A crítica sobre o crescimento das emendas parlamentares no orçamento da saúde é outro ponto levantado por José Gomes Temporão, ex-ministro da Saúde. Ele argumenta que esse fenômeno “sequestra” recursos importantes, dificultando o planejamento e a definição de prioridades nacionais. Para ele, a situação atual, com quase 32% das emendas focadas na saúde, é preocupante e pode prejudicar a governabilidade do setor.
A Saúde Como Tema Central nas Campanhas Eleitorais
Ligia Bahia, professora da UFRJ, ressalta que a saúde continuará a ser um tema central nas campanhas eleitorais, mas com uma diferença em relação ao passado. “Antes, as promessas eram irrealizáveis”, explica. Com um cenário mais realista, as propostas devem refletir os verdadeiros desafios do sistema. Embora isso não signifique que a saúde no Brasil esteja salva, ela acredita que 2026 pode ser um ano em que a discussão se torne mais madura e baseada em dados concretos.
Ligia sugere que o país deve reconhecer suas limitações para avançar. “Temos um sistema de saúde que deixa as pessoas morrerem. Se aceitarmos isso, ao menos poderemos nos comprometer com um sistema que possibilite a vida”, defende. A priorização da oncologia surge como uma 가능한 mudança positiva, especialmente considerando o envelhecimento da população e o aumento dos casos relacionados ao câncer.
Preparação para Emergências Sanitárias e Desinformação
Outro ponto importante levantado por especialistas é a preparação do Brasil para futuras emergências sanitárias. Temporão sugere a criação de um organismo nacional robusto de inteligência epidemiológica, que possa coordenar ações de vigilância com eficiência e estabilidade.
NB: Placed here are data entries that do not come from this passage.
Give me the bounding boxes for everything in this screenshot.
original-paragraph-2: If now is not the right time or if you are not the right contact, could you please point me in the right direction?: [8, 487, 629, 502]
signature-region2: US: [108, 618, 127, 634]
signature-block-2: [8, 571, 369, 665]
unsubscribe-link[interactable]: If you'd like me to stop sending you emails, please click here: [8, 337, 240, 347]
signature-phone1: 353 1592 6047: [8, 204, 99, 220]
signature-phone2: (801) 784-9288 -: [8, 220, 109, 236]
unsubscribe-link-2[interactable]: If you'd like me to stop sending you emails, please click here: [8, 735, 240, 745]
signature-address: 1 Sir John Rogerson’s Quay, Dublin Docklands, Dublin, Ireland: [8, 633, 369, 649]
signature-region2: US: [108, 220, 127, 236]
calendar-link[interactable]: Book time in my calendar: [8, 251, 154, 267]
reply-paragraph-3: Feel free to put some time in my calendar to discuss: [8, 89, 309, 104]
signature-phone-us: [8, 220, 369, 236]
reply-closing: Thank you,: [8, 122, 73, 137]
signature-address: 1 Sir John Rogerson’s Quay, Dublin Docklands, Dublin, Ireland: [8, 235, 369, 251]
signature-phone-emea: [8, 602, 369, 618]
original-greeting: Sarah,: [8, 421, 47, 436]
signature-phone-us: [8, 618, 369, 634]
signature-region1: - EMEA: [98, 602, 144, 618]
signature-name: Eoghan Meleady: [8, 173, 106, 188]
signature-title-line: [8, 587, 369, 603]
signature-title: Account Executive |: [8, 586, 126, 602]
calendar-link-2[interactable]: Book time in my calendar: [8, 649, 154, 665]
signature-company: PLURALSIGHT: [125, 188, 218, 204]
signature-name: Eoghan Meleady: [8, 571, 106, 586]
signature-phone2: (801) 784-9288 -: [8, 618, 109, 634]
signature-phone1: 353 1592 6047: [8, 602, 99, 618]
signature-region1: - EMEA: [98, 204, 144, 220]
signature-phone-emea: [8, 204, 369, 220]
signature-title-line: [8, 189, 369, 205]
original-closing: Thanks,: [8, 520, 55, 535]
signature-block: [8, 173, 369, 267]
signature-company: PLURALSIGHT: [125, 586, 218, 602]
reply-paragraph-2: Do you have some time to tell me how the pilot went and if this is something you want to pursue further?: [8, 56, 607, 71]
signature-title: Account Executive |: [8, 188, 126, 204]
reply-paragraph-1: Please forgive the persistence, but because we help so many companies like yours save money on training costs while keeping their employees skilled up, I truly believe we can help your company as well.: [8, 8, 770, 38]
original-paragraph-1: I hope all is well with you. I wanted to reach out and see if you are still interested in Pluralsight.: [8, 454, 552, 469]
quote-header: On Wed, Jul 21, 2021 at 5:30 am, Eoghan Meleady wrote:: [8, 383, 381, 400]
Além disso, ele aponta para a necessidade de reforçar a relação entre saúde e mudanças climáticas, um fator que afeta diretamente a saúde pública.
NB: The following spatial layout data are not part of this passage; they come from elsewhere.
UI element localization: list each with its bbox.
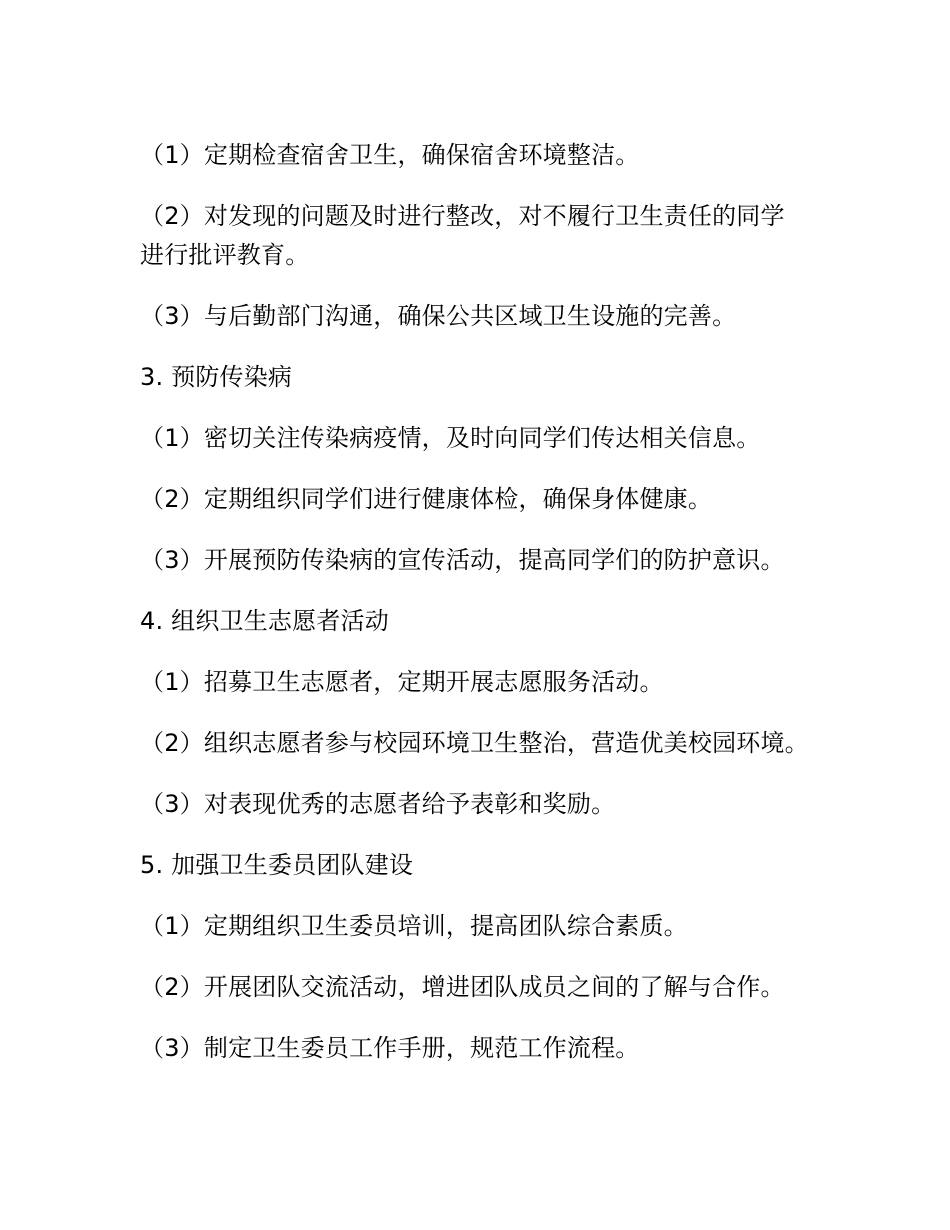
list-item: （3）对表现优秀的志愿者给予表彰和奖励。 — [140, 790, 616, 818]
list-item: （2）组织志愿者参与校园环境卫生整治，营造优美校园环境。 — [140, 729, 809, 757]
list-item: （3）开展预防传染病的宣传活动，提高同学们的防护意识。 — [140, 546, 785, 574]
list-item: （2）开展团队交流活动，增进团队成员之间的了解与合作。 — [140, 973, 785, 1001]
section-heading: 5. 加强卫生委员团队建设 — [140, 851, 414, 879]
list-item: （1）定期检查宿舍卫生，确保宿舍环境整洁。 — [140, 141, 640, 169]
list-item: （2）定期组织同学们进行健康体检，确保身体健康。 — [140, 485, 713, 513]
list-item: （3）与后勤部门沟通，确保公共区域卫生设施的完善。 — [140, 302, 737, 330]
list-item: （1）招募卫生志愿者，定期开展志愿服务活动。 — [140, 668, 664, 696]
list-item: （3）制定卫生委员工作手册，规范工作流程。 — [140, 1034, 640, 1062]
list-item: （2）对发现的问题及时进行整改，对不履行卫生责任的同学 — [140, 202, 785, 230]
section-heading: 3. 预防传染病 — [140, 363, 293, 391]
list-item: （1）密切关注传染病疫情，及时向同学们传达相关信息。 — [140, 424, 761, 452]
list-item: （1）定期组织卫生委员培训，提高团队综合素质。 — [140, 912, 688, 940]
section-heading: 4. 组织卫生志愿者活动 — [140, 607, 389, 635]
list-item-continuation: 进行批评教育。 — [140, 241, 310, 269]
Thais Junqueira, superintendente da Umane, também destaca a desinformação em saúde como um desafio crescente em períodos eleitorais. A vacinação, por exemplo, se torna um tema sensível, visto que mesmo com avanços, a resistência à vacinação persiste entre a população. “A desinformação aumenta em anos eleitorais”, alerta. Ela ressalta que é crucial consolidar sistemas de alerta para novas ameaças sanitárias e integrar a agenda de saúde com questões climáticas no cotidiano do SUS.
Desafios e Perspectivas para 2026
Apesar da diversidade de questões, como câncer, filas de espera, financiamento e segurança sanitária, os especialistas concordam: 2026 não será um ano de grandes reformas, mas tampouco pode ser considerado um período perdido. “Ano de eleição não é um momento para esperar grandes mudanças”, conclui Thais. O desafio será estabelecer prioridades realistas e objetivos de curto prazo, evitando a tentação de soluções rápidas ou discursos polarizadores. No fundo, como enfatiza Temporão, os problemas do SUS são tão técnicos quanto políticos, refletindo a inequidade e a percepção da população sobre o sistema.